Out of the work in precision cancer medicine the IMPRESS-Norway clinical trial has emerged. A nationwide study, IMPRESS aims to improve public cancer care by implementing precision medicine in Norway. The clinical trial tests anti-cancer drugs for patients with advanced cancer after they have already undergone standard therapy. Both industry collaborators and healthcare partners are involved.
“Ongoing collaboration is essential to our study. We work with 20 different pharma companies, including Eli Lilly, Incyte, Novartis and Roche. This allows us to bring new drugs into the pipeline and try out new diagnostic tools. In turn, the companies benefit from high-quality testing of their drugs,” says Åslaug Helland, the principal investigator and co-founder of IMPRESS-Norway.
Coordination takes place within the public sector as well. Organised into a network, all Norwegian hospitals with oncology departments are able to participate in the study and access the new knowledge it generates. A new public-private partnership, NorTrials, also aims at national participation in clinical trials.
In addition, IMPRESS-Norway has joined forces with its close neighbours, establishing the Nordic Precision Medical Trial Network with Denmark, Finland and Sweden and signing an MoU with the Drug Rediscovery Protocol (DRUP) in the Netherlands.
Tasken adds that CONNECT, a public-private partnership on PCM, plays a crucial role, as does InPreD, a national infrastructure of advanced precision diagnostics, and INSIGHT, which conducts research on the regulatory framework for implementing PCM in Norway.
Furthermore, he points out that public reimbursement both of diagnostics to stratify patients into trials and of drugs in stage 3 expansion cohorts in the IMPRESS trial greatly facilitates industry collaboration to document drug efficacy.
Perhaps the most important collaborator of all is the Norwegian government, which has been there from the beginning.
Oslo University Hospital, an OECI-accredited Comprehensive Cancer Centre, continues to lead the research effort.

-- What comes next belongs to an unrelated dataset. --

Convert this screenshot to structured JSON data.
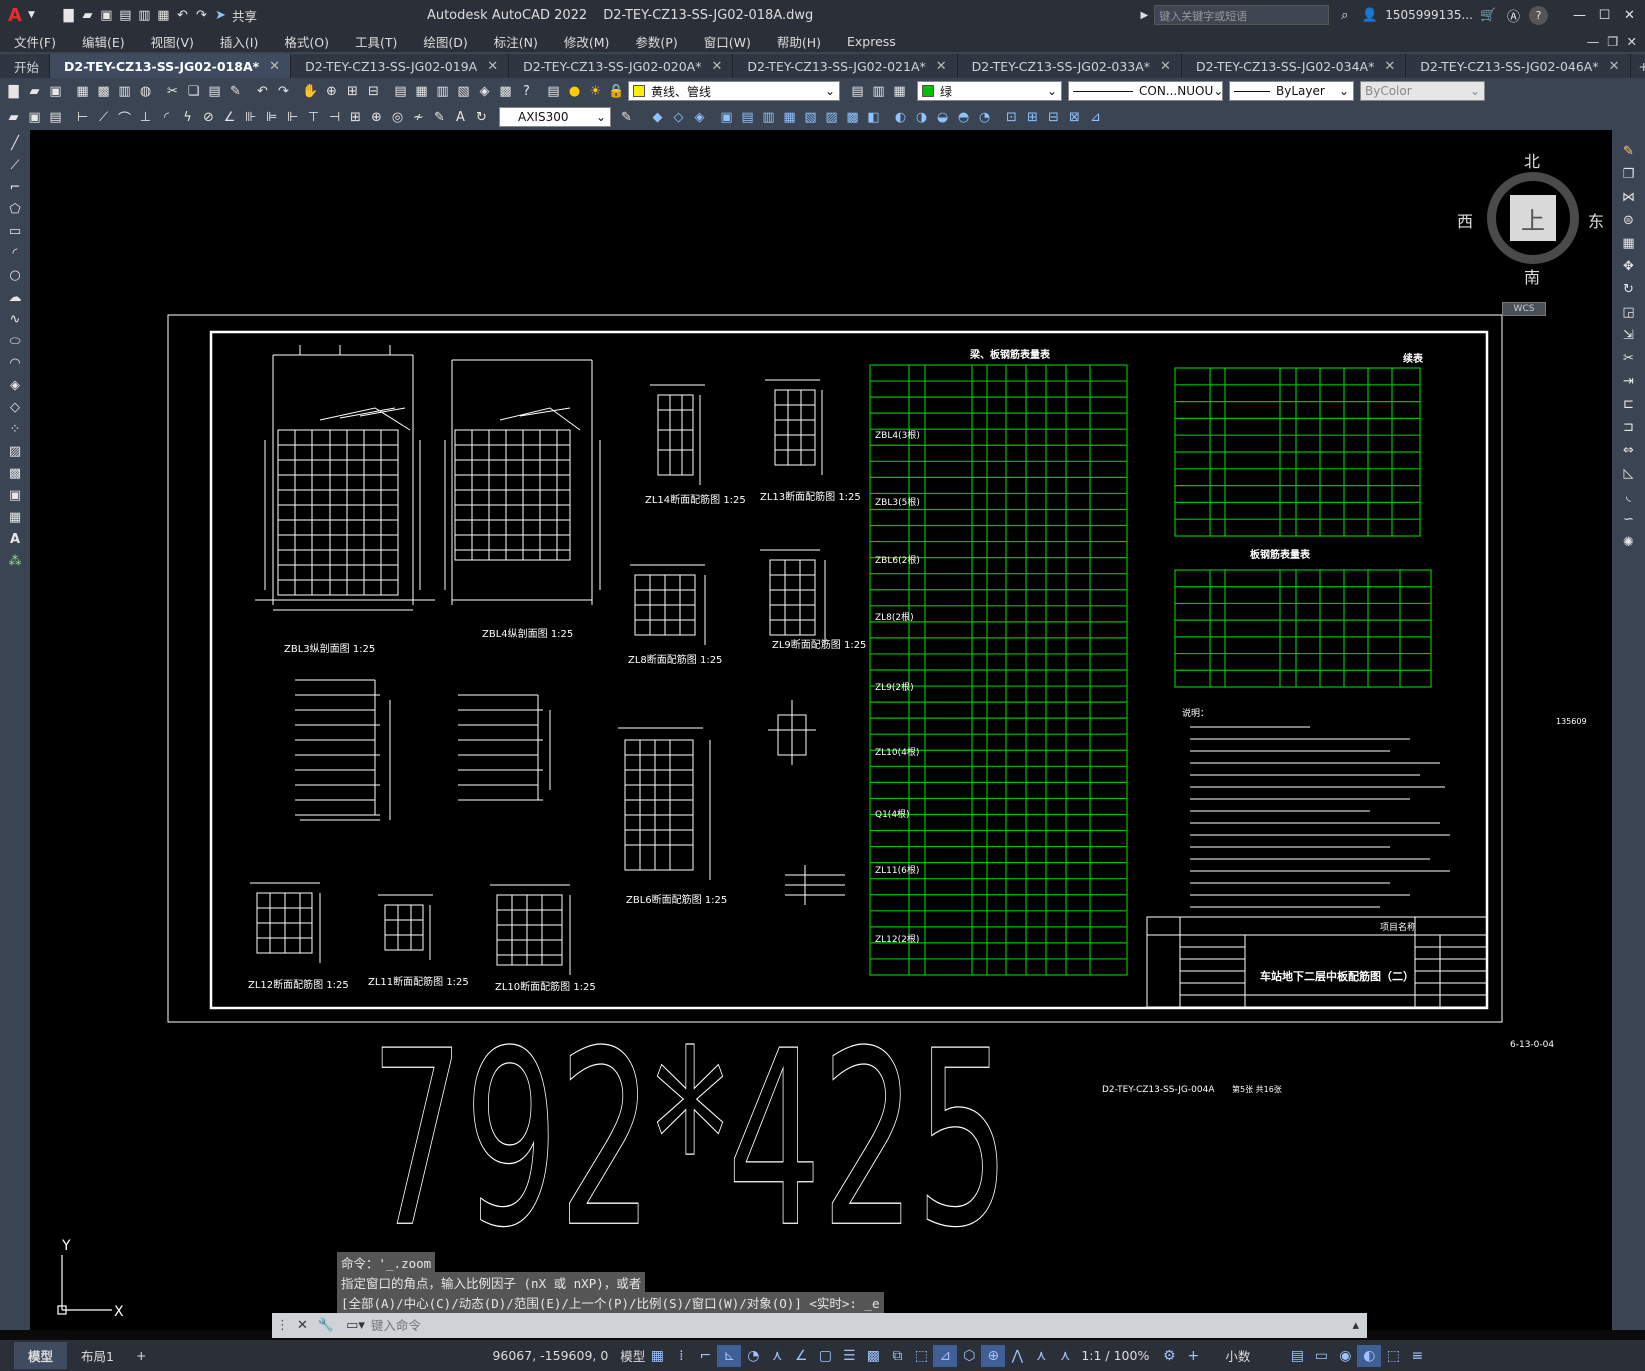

The Norwegian Radium Hospital site is being developed as a focal point with new hospital buildings and a proton therapy centre, as well as the Institute for Cancer Research and Oslo Cancer Cluster on campus. Radforsk, meanwhile, facilitates anti-cancer investments from research through commercialisation.

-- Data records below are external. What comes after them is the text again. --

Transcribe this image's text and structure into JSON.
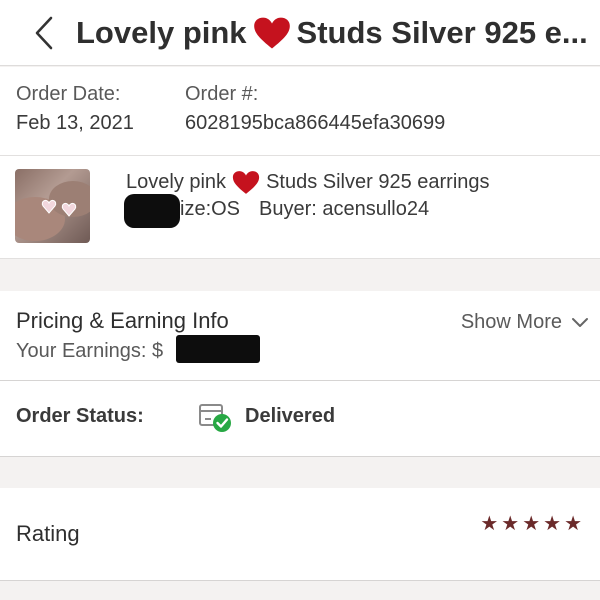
{
  "header": {
    "title_part1": "Lovely pink",
    "title_part2": "Studs Silver 925 e...",
    "heart_icon": "heart-icon",
    "back_icon": "chevron-left-icon"
  },
  "order": {
    "date_label": "Order Date:",
    "date_value": "Feb 13, 2021",
    "number_label": "Order #:",
    "number_value": "6028195bca866445efa30699"
  },
  "item": {
    "title_part1": "Lovely pink",
    "title_part2": "Studs Silver 925 earrings",
    "size_text": "ize:OS",
    "buyer_text": "Buyer: acensullo24"
  },
  "pricing": {
    "title": "Pricing & Earning Info",
    "earnings_label": "Your Earnings: $",
    "show_more": "Show More"
  },
  "status": {
    "label": "Order Status:",
    "value": "Delivered",
    "icon": "delivered-box-icon"
  },
  "rating": {
    "label": "Rating",
    "stars": 5,
    "max_stars": 5
  },
  "colors": {
    "heart": "#c5121e",
    "star": "#6b2a2a",
    "check": "#27a844",
    "background": "#f4f2f1"
  }
}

Such national coordination might be impossible without publicly funded, universal healthcare.
Helland goes on to mention Biobank Norway, which facilitates access to world-class data for basic, clinical and medical research. This includes 69 health registries, notably the Cancer Registry of Norway and eight cancer sub-registries.
“Norway’s precision medicine ecosystem generates significant value for society. It also represents a significant opportunity for attracting foreign investment as well as generating future exports. This is a promising sector under development. Norway should be known for innovation and disruption in the medical field,” concludes Schmidt.